I started rewatching “Sex and the City” thinking this would be good background noise in my single-girl apartment, allowing me to seriously multitask without missing a beat. As it turns out, I found myself sucked right in again because now, I’m coming at it from a different perspective. I’m still multitasking, mind you, but I’m a master at it and can manage to effectively watch my shows and movies.

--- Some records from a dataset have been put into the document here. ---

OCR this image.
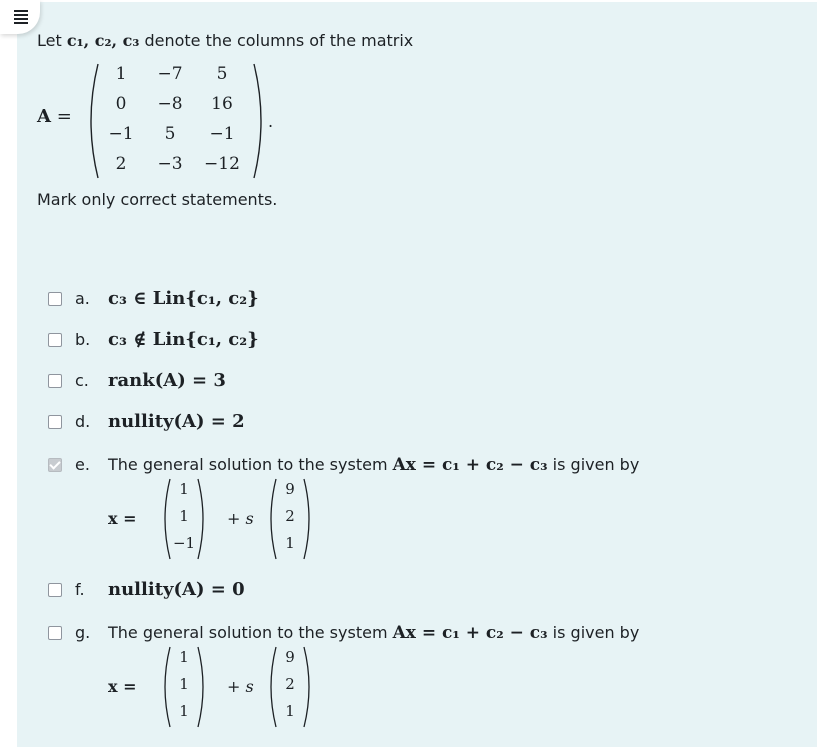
Let c₁, c₂, c₃ denote the columns of the matrix
A =
1	−7	5
0	−8	16
−1	5	−1
2	−3	−12
.
Mark only correct statements.
a. c₃ ∈ Lin{c₁, c₂}
b. c₃ ∉ Lin{c₁, c₂}
c. rank(A) = 3
d. nullity(A) = 2
e. The general solution to the system Ax = c₁ + c₂ − c₃ is given by
x =
1
1
−1
+ s
9
2
1
f. nullity(A) = 0
g. The general solution to the system Ax = c₁ + c₂ − c₃ is given by
x =
1
1
1
+ s
9
2
1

But, back to “Sex and the City,” the very first episode came out in 1998. That, however, is not when I saw it because I didn’t have HBO. It wasn’t until I moved to Florida in 2003 that I got to experience the show, and “experience” is a good word for it as I don’t recall ever seeing anything like it. I was in my 40s when I first watched it and it has been 26 years since the show first came out. Watching it now in my 60s and single is very different than being in my 40s and married, so my perspective is certainly not the same. But what I find interesting is that so much holds true no matter what age you are when it comes to being single and dating and whether you’re looking for a serious relationship or you just want to have some fun, or if married people see single people as a threat, or more specifically, if married women see single women as a threat, and I can tell you firsthand that many do. But the quandaries and questions are the same no matter what age decade you’re in when you’re dating. He’s too young, he’s too old, he’s not financially stable, he’s not trustworthy, does he like me, do I like him, am I pretty enough, can I imagine having sex with this person forever, is he condescending, does he like pets, are his feelings for me as strong as mine for him . . . it doesn’t change. At least it hasn’t for me.

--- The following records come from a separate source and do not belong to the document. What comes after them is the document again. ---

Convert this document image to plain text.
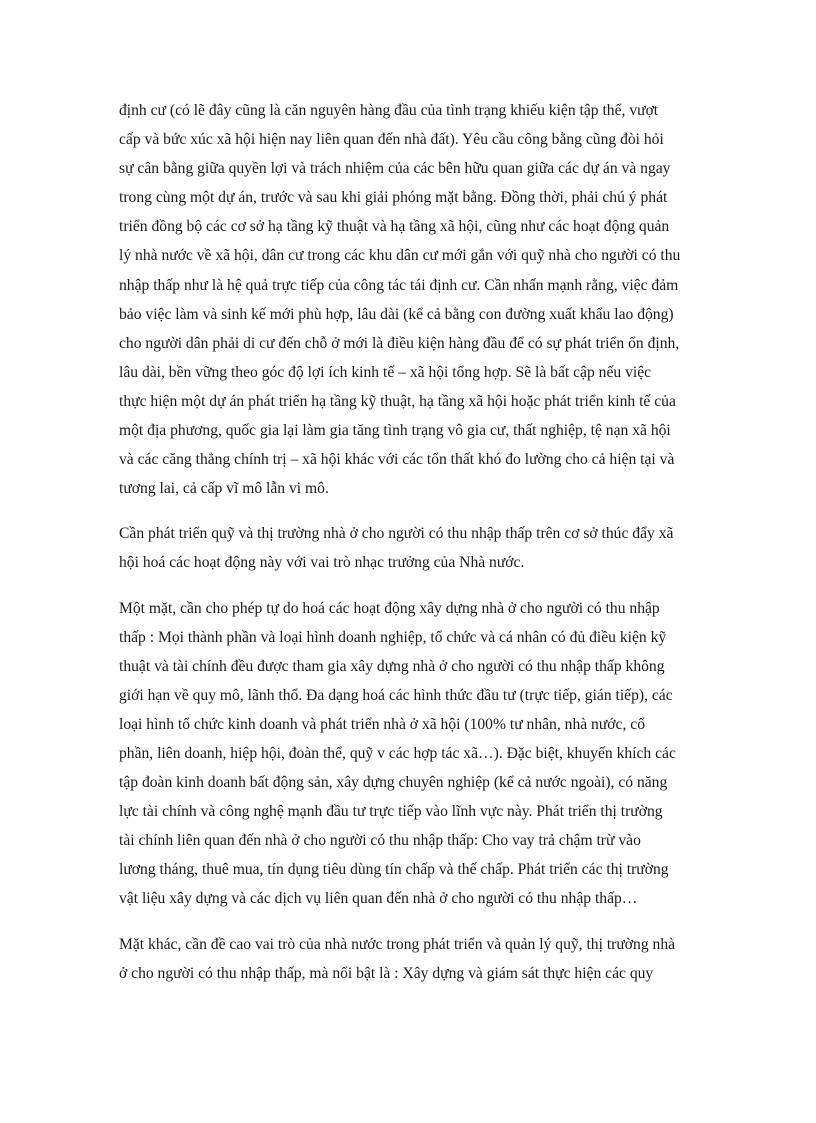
định cư (có lẽ đây cũng là căn nguyên hàng đầu của tình trạng khiếu kiện tập thể, vượt
cấp và bức xúc xã hội hiện nay liên quan đến nhà đất). Yêu cầu công bằng cũng đòi hỏi
sự cân bằng giữa quyền lợi và trách nhiệm của các bên hữu quan giữa các dự án và ngay
trong cùng một dự án, trước và sau khi giải phóng mặt bằng. Đồng thời, phải chú ý phát
triển đồng bộ các cơ sở hạ tầng kỹ thuật và hạ tầng xã hội, cũng như các hoạt động quản
lý nhà nước về xã hội, dân cư trong các khu dân cư mới gắn với quỹ nhà cho người có thu
nhập thấp như là hệ quả trực tiếp của công tác tái định cư. Cần nhấn mạnh rằng, việc đảm
bảo việc làm và sinh kế mới phù hợp, lâu dài (kể cả bằng con đường xuất khẩu lao động)
cho người dân phải di cư đến chỗ ở mới là điều kiện hàng đầu để có sự phát triển ổn định,
lâu dài, bền vững theo góc độ lợi ích kinh tế – xã hội tổng hợp. Sẽ là bất cập nếu việc
thực hiện một dự án phát triển hạ tầng kỹ thuật, hạ tầng xã hội hoặc phát triển kinh tế của
một địa phương, quốc gia lại làm gia tăng tình trạng vô gia cư, thất nghiệp, tệ nạn xã hội
và các căng thẳng chính trị – xã hội khác với các tổn thất khó đo lường cho cả hiện tại và
tương lai, cả cấp vĩ mô lẫn vi mô.

Cần phát triển quỹ và thị trường nhà ở cho người có thu nhập thấp trên cơ sở thúc đẩy xã
hội hoá các hoạt động này với vai trò nhạc trưởng của Nhà nước.

Một mặt, cần cho phép tự do hoá các hoạt động xây dựng nhà ở cho người có thu nhập
thấp : Mọi thành phần và loại hình doanh nghiệp, tổ chức và cá nhân có đủ điều kiện kỹ
thuật và tài chính đều được tham gia xây dựng nhà ở cho người có thu nhập thấp không
giới hạn về quy mô, lãnh thổ. Đa dạng hoá các hình thức đầu tư (trực tiếp, gián tiếp), các
loại hình tổ chức kinh doanh và phát triển nhà ở xã hội (100% tư nhân, nhà nước, cổ
phần, liên doanh, hiệp hội, đoàn thể, quỹ v các hợp tác xã…). Đặc biệt, khuyến khích các
tập đoàn kinh doanh bất động sản, xây dựng chuyên nghiệp (kể cả nước ngoài), có năng
lực tài chính và công nghệ mạnh đầu tư trực tiếp vào lĩnh vực này. Phát triển thị trường
tài chính liên quan đến nhà ở cho người có thu nhập thấp: Cho vay trả chậm trừ vào
lương tháng, thuê mua, tín dụng tiêu dùng tín chấp và thế chấp. Phát triển các thị trường
vật liệu xây dựng và các dịch vụ liên quan đến nhà ở cho người có thu nhập thấp…

Mặt khác, cần đề cao vai trò của nhà nước trong phát triển và quản lý quỹ, thị trường nhà
ở cho người có thu nhập thấp, mà nổi bật là : Xây dựng và giám sát thực hiện các quy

When I was younger, I didn’t frequent many bars or clubs because I hated the whole scene. It was bad for my already low self-esteem since I felt as if we were at a butcher shop and the guys were shopping for their choice cut of meat. A humiliating experience, in my opinion. As a man, you can turn that around and say women were doing the same thing, and you wouldn’t be wrong because if you were a skirt steak instead of a filet mignon, you might not have been chosen for dinner that night.

From a writer’s perspective, the show is genius and Candace Bushnell was courageous and groundbreaking in her honest depiction of women and their sexual needs and desires, as well as showing us that it was not the wish of all women to get married and have babies. But the struggle of these decisions is examined throughout the series and, just as in real life, confusing at times as you think you know the characters (or yourself), but they’re not sure they know themselves.

Truthfully, I didn’t enjoy the ensuing movies after the series ended anywhere near as much as the show itself which was based upon Candace’s own experiences and those of her friends which she wrote about in her newspaper column in the “New York Observer” entitled “Sex and the City.” But the series was awesome as it allowed many women to break free of their demure, often fake behavior and enjoy their lives just like, or at least similar to, many men. There is nothing wrong with women enjoying sex and not every encounter has to lead to a relationship unless, of course, that’s your personal goal.

I really was born at the right time for the person I am. I got to experience free love during the hippy era, women’s lib (yay, no bras!), women becoming prevalent in the workforce, a sexual revolution, and more. I never would have survived as the perfect female in a repressed society. Instead, I survive as an imperfect female in an imperfect society.

I’m looking forward to seeing comments on this one from men as well as women.